裏金問題に揺れる日本の政界でも、重鎮の出馬辞退など大きなニュースがある中、それでも国内のテレビ、やネットメディアは3月26日の朝から、水原一平通訳の違法賭博問題の渦中にあるドジャース・大谷翔平の会見一色の様相。本人の口から〝事情説明〟があるとあって、さすがに注目度は高かったわけだが、大谷は約12分間の会見で「彼(水原一平氏)が僕の口座からお金を盗んで、なおかつ、みんな僕のまわりにもウソをついていた」をはじめとして「ウソ」を連発。
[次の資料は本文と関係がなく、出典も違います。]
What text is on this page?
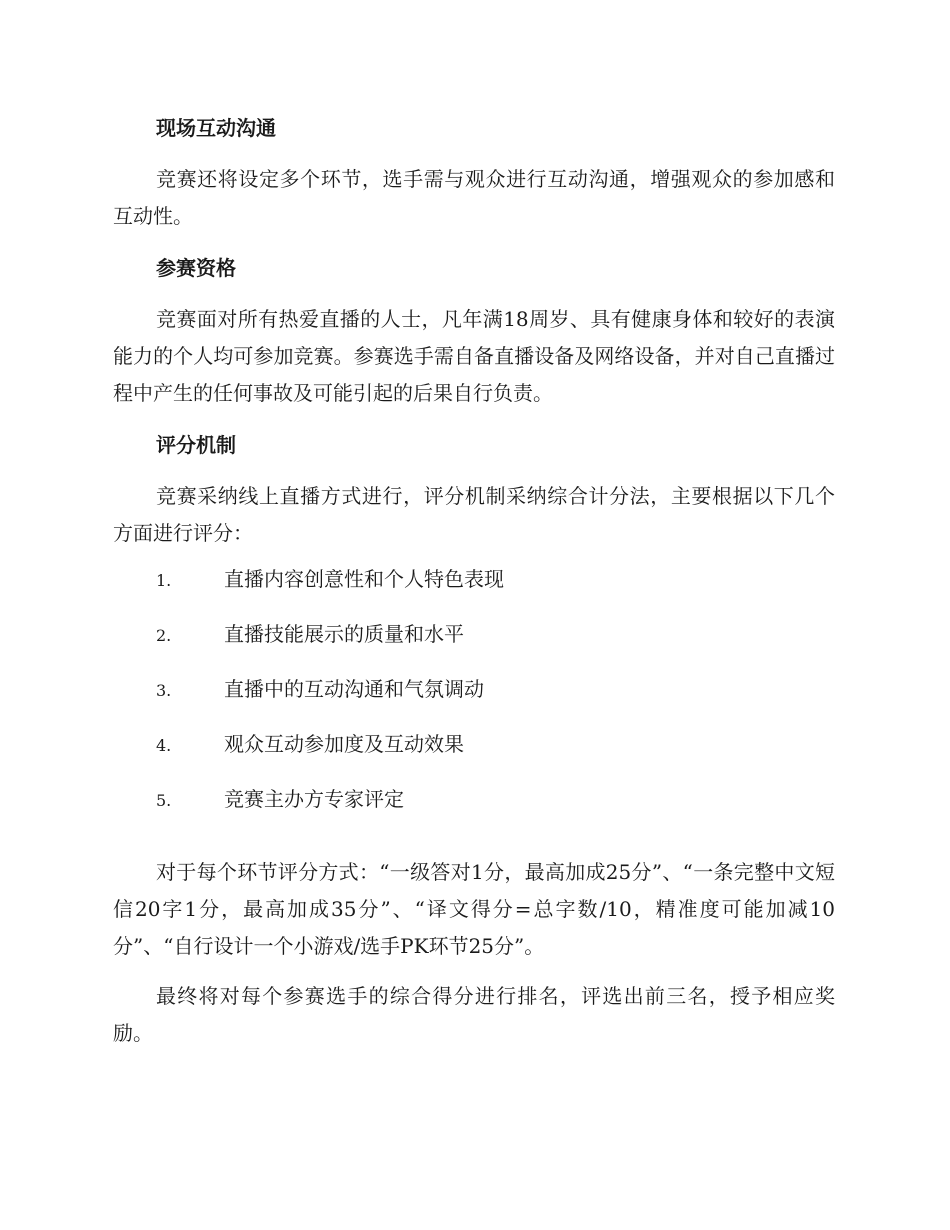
现场互动沟通

竞赛还将设定多个环节，选手需与观众进行互动沟通，增强观众的参加感和互动性。

参赛资格

竞赛面对所有热爱直播的人士，凡年满18周岁、具有健康身体和较好的表演能力的个人均可参加竞赛。参赛选手需自备直播设备及网络设备，并对自己直播过程中产生的任何事故及可能引起的后果自行负责。

评分机制

竞赛采纳线上直播方式进行，评分机制采纳综合计分法，主要根据以下几个方面进行评分：

1.	直播内容创意性和个人特色表现
2.	直播技能展示的质量和水平
3.	直播中的互动沟通和气氛调动
4.	观众互动参加度及互动效果
5.	竞赛主办方专家评定

对于每个环节评分方式：“一级答对1分，最高加成25分”、“一条完整中文短信20字1分，最高加成35分”、“译文得分=总字数/10，精准度可能加减10分”、“自行设计一个小游戏/选手PK环节25分”。

最终将对每个参赛选手的综合得分进行排名，评选出前三名，授予相应奖励。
悲壮感を漂わせた。その様子に、大谷と水原通訳の蜜月を知っている日本のファンはより一層複雑な気持ちになったようだ。
ところが、ワイドショーなどではコメンテーターの弁護士らが大谷会見についての疑問を指摘。特に口をそろえたのが、なぜ水原氏が大谷の目を盗んで多額の金額を送金できたかの説明がなかったという点。これには一般の視聴者からも釈然としない意見があるにはあったが、
「日本国内では『大谷は悪くない』という大谷バイアスが完全に掛かってます。その証拠に一部の釈然としない声などかき消されてまう勢いで、疑問などを指摘した弁護士たちへのバッシングがスゴい。捜査中だから言えないことぐらいわからないのか、そもそも手口は大谷ではなく水原氏が話すことだ、大谷はウソをつかれたと言ってるんだから知ってるわけがない、水原氏を信用していて生活費なども託していたからパスワードぐらい知っていたはずだ…などなど。挙げ始めたらキリがないほどの大谷擁護で覆われたんです」(週刊誌ライター)
とはいえ、大谷会見への疑惑が消えない理由に、スキャンダル発覚後すぐに水原氏が大谷が(借金の)肩代わりをしてくれたと口走ってしまったこと。これがこのスキャンダルを複雑なものにしていることは間違いないと、国内の大手の金融関係者も語る。
「大谷のように天文学的な金額が各方面から集まる有名人の場合、顧問会計士が何年にもわたり横領していたという話は世界のあちこちにあります。今回もどうやらそういった感じで決着をつけたい雰囲気はありますが、報道によれば、巨額のお金が何回にも分けて違法賭博業者に大谷の口座から送金されたとも。生活費などの支払いも任されていた水原氏がパスワードを知っていたから可能だとする声があるのもわかりますが、その場合、水原氏が大谷の資産を全て管理するぐらいの立場にないと難しいはずです。しかし、通常、年収100億以上のアスリートに会計士や税理士など、少なくとも数人のお金のプロが付いていないわけがない。親友だからという理由で、はたまたパスワードを知っているというだけで、勝手に計450万ドルもの大金は動かせないはずです。なぜならそこまでの大金なら、送金のたびに管理人、もしくは大谷本人に連絡が行くはずですから。それすら知らないと大谷が言うなら、やはり水原氏が会計士や税理士の役割もするほど大谷のお金の一手に引き受けていたことになる。ただ、今伝えられている情報だけで考えると、いかにもそれはおかしい。となると、いちばん最初の『大谷が肩代わりしてくれた』という水原氏の発言が妙に説得力を持ってくるのも事実です」
水原氏の言動を片っ端からウソとして、大谷が「何も知らなかった」と言い切ったウラは何かがあるのか。共犯者の存在は?成り行きが注目される。